Governor of Panjshir
- In office 2016 – 6 September 2021

Personal details
- Party: Jamyat-E-Islami Shorah Nezar

= Kamaluddin Nezami =

Afghan politician, governor of Panjshir Province during 2020 and 2021

Kamaluddin Nezami (also, Nizami) is an Afghan politician who was appointed governor of Panjshir Province in 2016. As of 6 September 2021, his status as governor is unclear.

==Culture and education==
Kamaluddin Nezami is an engineer of Tajik ethnic background, hailing from Bazarak of Panjshir Province. He is an engineer of Tajik ethnic background, originally from Bazarak in Panjshir Province. He was graduated from Kabul Polytechnic Engineering School and, in 1978, joined the resistance movement in Panjshir against the Soviet Union. He later became one of the close associates of the Mujahideen commander Ahmad Shah Massoud, known as the “Lion of Panjshir.”

==Governorship==
Nezami became governor of Panjshir Province in 2016. In February 2020, during the power struggle between Ashraf Ghani and Abdullah Abdullah, Nezami declared his loyalty to Abdullah Abdullah, Chief Executive of the National Unity Government established in 2014. Nezami stated that he would disobey orders from Ghani.

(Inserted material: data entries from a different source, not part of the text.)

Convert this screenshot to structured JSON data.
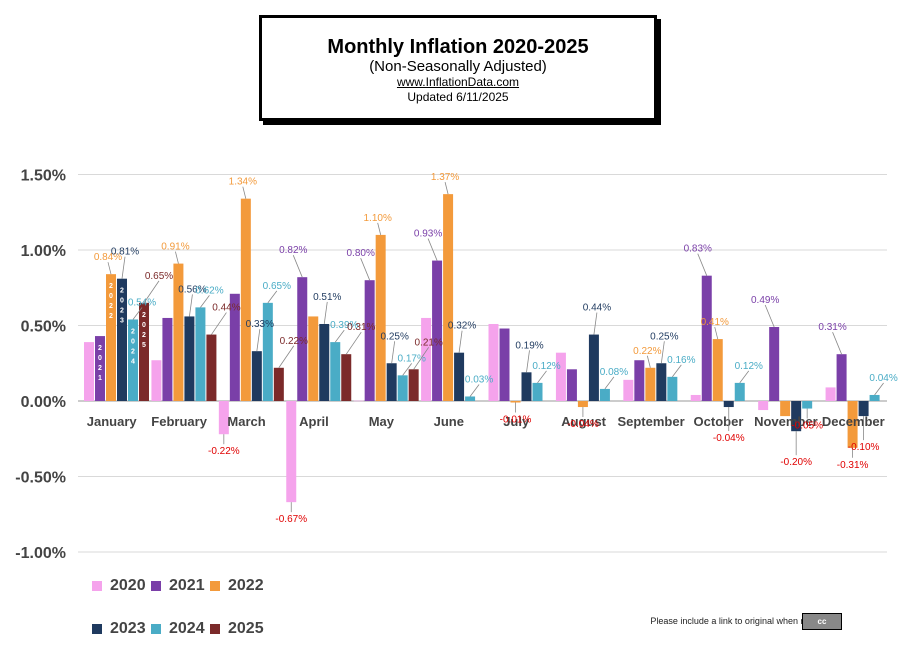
{
  "header": {
    "title": "Monthly Inflation 2020-2025",
    "subtitle": "(Non-Seasonally Adjusted)",
    "website": "www.InflationData.com",
    "updated": "Updated   6/11/2025"
  },
  "footer": {
    "notice": "Please include a link to original when reprinting",
    "license_badge": "cc"
  },
  "chart_data": {
    "type": "bar",
    "ylim": [
      -1.0,
      1.5
    ],
    "yticks": [
      -1.0,
      -0.5,
      0.0,
      0.5,
      1.0,
      1.5
    ],
    "ytick_labels": [
      "-1.00%",
      "-0.50%",
      "0.00%",
      "0.50%",
      "1.00%",
      "1.50%"
    ],
    "grid": true,
    "legend_position": "bottom-left",
    "categories": [
      "January",
      "February",
      "March",
      "April",
      "May",
      "June",
      "July",
      "August",
      "September",
      "October",
      "November",
      "December"
    ],
    "series": [
      {
        "name": "2020",
        "color": "#f5a3ec",
        "values": [
          0.39,
          0.27,
          -0.22,
          -0.67,
          0.002,
          0.55,
          0.51,
          0.32,
          0.14,
          0.04,
          -0.06,
          0.09
        ]
      },
      {
        "name": "2021",
        "color": "#7a3fa8",
        "values": [
          0.43,
          0.55,
          0.71,
          0.82,
          0.8,
          0.93,
          0.48,
          0.21,
          0.27,
          0.83,
          0.49,
          0.31
        ]
      },
      {
        "name": "2022",
        "color": "#f39a3b",
        "values": [
          0.84,
          0.91,
          1.34,
          0.56,
          1.1,
          1.37,
          -0.01,
          -0.04,
          0.22,
          0.41,
          -0.1,
          -0.31
        ]
      },
      {
        "name": "2023",
        "color": "#1f3a5f",
        "values": [
          0.81,
          0.56,
          0.33,
          0.51,
          0.25,
          0.32,
          0.19,
          0.44,
          0.25,
          -0.04,
          -0.2,
          -0.1
        ]
      },
      {
        "name": "2024",
        "color": "#4aacc6",
        "values": [
          0.54,
          0.62,
          0.65,
          0.39,
          0.17,
          0.03,
          0.12,
          0.08,
          0.16,
          0.12,
          -0.05,
          0.04
        ]
      },
      {
        "name": "2025",
        "color": "#7b2a2a",
        "values": [
          0.65,
          0.44,
          0.22,
          0.31,
          0.21,
          null,
          null,
          null,
          null,
          null,
          null,
          null
        ]
      }
    ],
    "data_labels": [
      {
        "text": "0.84%",
        "series": "2022",
        "month": "January",
        "color": "#f39a3b"
      },
      {
        "text": "0.81%",
        "series": "2023",
        "month": "January",
        "color": "#1f3a5f"
      },
      {
        "text": "0.54%",
        "series": "2024",
        "month": "January",
        "color": "#4aacc6"
      },
      {
        "text": "0.65%",
        "series": "2025",
        "month": "January",
        "color": "#7b2a2a"
      },
      {
        "text": "0.91%",
        "series": "2022",
        "month": "February",
        "color": "#f39a3b"
      },
      {
        "text": "0.56%",
        "series": "2023",
        "month": "February",
        "color": "#1f3a5f"
      },
      {
        "text": "0.62%",
        "series": "2024",
        "month": "February",
        "color": "#4aacc6"
      },
      {
        "text": "0.44%",
        "series": "2025",
        "month": "February",
        "color": "#7b2a2a"
      },
      {
        "text": "1.34%",
        "series": "2022",
        "month": "March",
        "color": "#f39a3b"
      },
      {
        "text": "0.33%",
        "series": "2023",
        "month": "March",
        "color": "#1f3a5f"
      },
      {
        "text": "0.65%",
        "series": "2024",
        "month": "March",
        "color": "#4aacc6"
      },
      {
        "text": "0.22%",
        "series": "2025",
        "month": "March",
        "color": "#7b2a2a"
      },
      {
        "text": "-0.22%",
        "series": "2020",
        "month": "March",
        "color": "#e00000"
      },
      {
        "text": "0.82%",
        "series": "2021",
        "month": "April",
        "color": "#7a3fa8"
      },
      {
        "text": "0.51%",
        "series": "2023",
        "month": "April",
        "color": "#1f3a5f"
      },
      {
        "text": "0.39%",
        "series": "2024",
        "month": "April",
        "color": "#4aacc6"
      },
      {
        "text": "0.31%",
        "series": "2025",
        "month": "April",
        "color": "#7b2a2a"
      },
      {
        "text": "-0.67%",
        "series": "2020",
        "month": "April",
        "color": "#e00000"
      },
      {
        "text": "0.80%",
        "series": "2021",
        "month": "May",
        "color": "#7a3fa8"
      },
      {
        "text": "1.10%",
        "series": "2022",
        "month": "May",
        "color": "#f39a3b"
      },
      {
        "text": "0.25%",
        "series": "2023",
        "month": "May",
        "color": "#1f3a5f"
      },
      {
        "text": "0.17%",
        "series": "2024",
        "month": "May",
        "color": "#4aacc6"
      },
      {
        "text": "0.21%",
        "series": "2025",
        "month": "May",
        "color": "#7b2a2a"
      },
      {
        "text": "0.93%",
        "series": "2021",
        "month": "June",
        "color": "#7a3fa8"
      },
      {
        "text": "1.37%",
        "series": "2022",
        "month": "June",
        "color": "#f39a3b"
      },
      {
        "text": "0.32%",
        "series": "2023",
        "month": "June",
        "color": "#1f3a5f"
      },
      {
        "text": "0.03%",
        "series": "2024",
        "month": "June",
        "color": "#4aacc6"
      },
      {
        "text": "0.19%",
        "series": "2023",
        "month": "July",
        "color": "#1f3a5f"
      },
      {
        "text": "0.12%",
        "series": "2024",
        "month": "July",
        "color": "#4aacc6"
      },
      {
        "text": "-0.01%",
        "series": "2022",
        "month": "July",
        "color": "#e00000"
      },
      {
        "text": "0.44%",
        "series": "2023",
        "month": "August",
        "color": "#1f3a5f"
      },
      {
        "text": "0.08%",
        "series": "2024",
        "month": "August",
        "color": "#4aacc6"
      },
      {
        "text": "-0.04%",
        "series": "2022",
        "month": "August",
        "color": "#e00000"
      },
      {
        "text": "0.22%",
        "series": "2022",
        "month": "September",
        "color": "#f39a3b"
      },
      {
        "text": "0.25%",
        "series": "2023",
        "month": "September",
        "color": "#1f3a5f"
      },
      {
        "text": "0.16%",
        "series": "2024",
        "month": "September",
        "color": "#4aacc6"
      },
      {
        "text": "0.83%",
        "series": "2021",
        "month": "October",
        "color": "#7a3fa8"
      },
      {
        "text": "0.41%",
        "series": "2022",
        "month": "October",
        "color": "#f39a3b"
      },
      {
        "text": "0.12%",
        "series": "2024",
        "month": "October",
        "color": "#4aacc6"
      },
      {
        "text": "-0.04%",
        "series": "2023",
        "month": "October",
        "color": "#e00000"
      },
      {
        "text": "0.49%",
        "series": "2021",
        "month": "November",
        "color": "#7a3fa8"
      },
      {
        "text": "-0.20%",
        "series": "2023",
        "month": "November",
        "color": "#e00000"
      },
      {
        "text": "-0.05%",
        "series": "2024",
        "month": "November",
        "color": "#e00000"
      },
      {
        "text": "0.31%",
        "series": "2021",
        "month": "December",
        "color": "#7a3fa8"
      },
      {
        "text": "0.04%",
        "series": "2024",
        "month": "December",
        "color": "#4aacc6"
      },
      {
        "text": "-0.31%",
        "series": "2022",
        "month": "December",
        "color": "#e00000"
      },
      {
        "text": "-0.10%",
        "series": "2023",
        "month": "December",
        "color": "#e00000"
      }
    ],
    "january_bar_labels": [
      "2021",
      "2022",
      "2023",
      "2024",
      "2025"
    ]
  }
}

Actions taken in 2021 during Nezami's governorship included consultation with citizens' and local government representatives on "social obstacles" to the Central Asia-South Asia power project that aims to bring surplus electrical power to Afghanistan and Pakistan from neighbouring countries.

==Panjshir conflict==
During the 2021 Panjshir conflict that followed the 15 August 2021 Fall of Kabul, Nezami stated in early September that drones had been used to bombard National Resistance Front of Afghanistan forces in Panjshir.